Eyes of Compassion

Jesus hangs on the cross bearing the bleak rebellion of every age. Who can measure the weight of such a burden? Who can scan the circumference of this transaction? In our repentance we grieve of what our sin has done to us, but at the cross,  we mourn of what our sin has done to God.

This obelisk of sin that outweighed the mass of Jupiter leveled itself against His weakening limbs. Still his eyes remain compassionate. He speaks to the beloved ones of his life: “Woman behold thy son. Son, behold thy mother.”

This moment of compassion seems insignificant considering that humanity would soon be forever changed. Jesus was a Savior but indeed He was still somebody’s boy. We hear Him tie up the loose ends of His next of kin.

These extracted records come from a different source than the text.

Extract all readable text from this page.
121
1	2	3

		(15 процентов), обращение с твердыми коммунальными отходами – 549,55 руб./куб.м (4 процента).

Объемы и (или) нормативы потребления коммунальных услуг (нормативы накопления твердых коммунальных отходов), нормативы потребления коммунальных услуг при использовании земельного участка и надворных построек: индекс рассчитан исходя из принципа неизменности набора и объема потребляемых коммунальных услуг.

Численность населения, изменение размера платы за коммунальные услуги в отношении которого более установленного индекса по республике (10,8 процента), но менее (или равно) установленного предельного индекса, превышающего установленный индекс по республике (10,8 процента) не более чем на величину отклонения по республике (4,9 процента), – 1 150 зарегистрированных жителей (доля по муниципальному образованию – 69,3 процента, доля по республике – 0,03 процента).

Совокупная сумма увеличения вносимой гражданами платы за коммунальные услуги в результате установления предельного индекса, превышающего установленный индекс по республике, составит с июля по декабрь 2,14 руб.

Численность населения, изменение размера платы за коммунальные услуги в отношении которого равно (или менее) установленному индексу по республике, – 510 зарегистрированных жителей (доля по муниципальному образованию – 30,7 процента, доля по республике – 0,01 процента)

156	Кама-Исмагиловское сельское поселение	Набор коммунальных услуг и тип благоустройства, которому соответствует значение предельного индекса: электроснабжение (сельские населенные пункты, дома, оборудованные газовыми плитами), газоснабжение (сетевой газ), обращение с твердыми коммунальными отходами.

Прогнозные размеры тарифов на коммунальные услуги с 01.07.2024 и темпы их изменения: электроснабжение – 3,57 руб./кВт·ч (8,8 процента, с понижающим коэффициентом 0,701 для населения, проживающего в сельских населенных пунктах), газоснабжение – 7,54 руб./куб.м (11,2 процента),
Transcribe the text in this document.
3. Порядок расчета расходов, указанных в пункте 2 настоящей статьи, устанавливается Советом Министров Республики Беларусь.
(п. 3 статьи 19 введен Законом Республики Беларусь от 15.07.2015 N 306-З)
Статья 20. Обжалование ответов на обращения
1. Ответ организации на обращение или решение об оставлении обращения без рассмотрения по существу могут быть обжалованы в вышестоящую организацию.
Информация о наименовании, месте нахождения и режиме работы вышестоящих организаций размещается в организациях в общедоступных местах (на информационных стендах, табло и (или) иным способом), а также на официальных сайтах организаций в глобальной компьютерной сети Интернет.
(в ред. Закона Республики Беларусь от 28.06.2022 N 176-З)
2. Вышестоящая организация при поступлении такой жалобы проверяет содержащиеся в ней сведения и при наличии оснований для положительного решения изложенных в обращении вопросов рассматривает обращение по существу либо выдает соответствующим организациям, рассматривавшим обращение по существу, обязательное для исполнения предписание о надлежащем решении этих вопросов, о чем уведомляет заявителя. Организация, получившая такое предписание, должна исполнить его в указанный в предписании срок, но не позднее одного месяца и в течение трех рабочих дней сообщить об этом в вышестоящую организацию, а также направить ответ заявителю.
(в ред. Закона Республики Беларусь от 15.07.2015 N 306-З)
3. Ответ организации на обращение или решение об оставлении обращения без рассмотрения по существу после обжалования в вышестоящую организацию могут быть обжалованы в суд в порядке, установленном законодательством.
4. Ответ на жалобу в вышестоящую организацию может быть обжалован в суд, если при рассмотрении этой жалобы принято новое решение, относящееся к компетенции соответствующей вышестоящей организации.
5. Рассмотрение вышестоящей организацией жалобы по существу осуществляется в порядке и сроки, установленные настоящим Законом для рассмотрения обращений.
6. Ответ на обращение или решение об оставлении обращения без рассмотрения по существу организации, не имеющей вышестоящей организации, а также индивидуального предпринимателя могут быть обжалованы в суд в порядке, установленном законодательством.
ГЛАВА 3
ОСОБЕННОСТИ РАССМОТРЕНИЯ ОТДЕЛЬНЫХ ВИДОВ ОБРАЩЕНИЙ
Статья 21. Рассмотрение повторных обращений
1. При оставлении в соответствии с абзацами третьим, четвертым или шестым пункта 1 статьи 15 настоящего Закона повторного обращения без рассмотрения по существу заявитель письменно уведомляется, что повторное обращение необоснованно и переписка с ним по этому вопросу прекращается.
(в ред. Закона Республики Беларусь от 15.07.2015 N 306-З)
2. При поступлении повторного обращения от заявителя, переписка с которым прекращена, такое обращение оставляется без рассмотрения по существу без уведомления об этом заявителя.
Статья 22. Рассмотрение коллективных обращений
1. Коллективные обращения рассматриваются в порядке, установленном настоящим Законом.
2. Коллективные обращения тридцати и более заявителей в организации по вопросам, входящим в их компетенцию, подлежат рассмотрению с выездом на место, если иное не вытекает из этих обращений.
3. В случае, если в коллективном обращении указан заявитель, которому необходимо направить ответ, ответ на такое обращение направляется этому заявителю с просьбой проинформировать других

These details would not escape the attention of Jesus.
We look back at the compassion of Jesus as He stood at the grave of a close friend. Those around Lazarus tomb that day observed His grief:

Jesus wept. The community said, “See how he loved him!”
John 11:35-36

Jesus knew the end of the story. He would call out and Lazarus would come forth, but He stepped into the moment.

He stepped into the pain.

He stepped into the grief of a broken family.
What are you mourning today? He is mourning with you. He, too, has compassion and is making accommodations on your behalf to get through this. You’ll get through it together.

We often forget that even though there are pressing issues on every continent, He still has a heart for the small. There are kings and presidents and war on every side, but Jesus still has the capacity to know your secret wounds and weep over the tombs of your cloistered dreams. He is a God of compassion.

He took care of the people He loved.

When we fail to remember this, we struggle. Jesus eyes aren’t solely fixed on the White House, the Vatican or the United Nations.

His eyes are in the marriage counselor’s office,

His eyes are on the wounded warrior half a world away,

at the funeral of a grandfather,

and under the bed of an abused child who prays for the gift of peace.

He’s there, too. 

The shape of the cross is the template of compassion. In order to die on the cross your arms must be open.

God of Wonders,

King of Glory,

Grant us the courage to look beyond our own pain and enter into the pain of another.

For in this act we receive a more glorious vision of the cross of our slain Savior, Jesus Christ.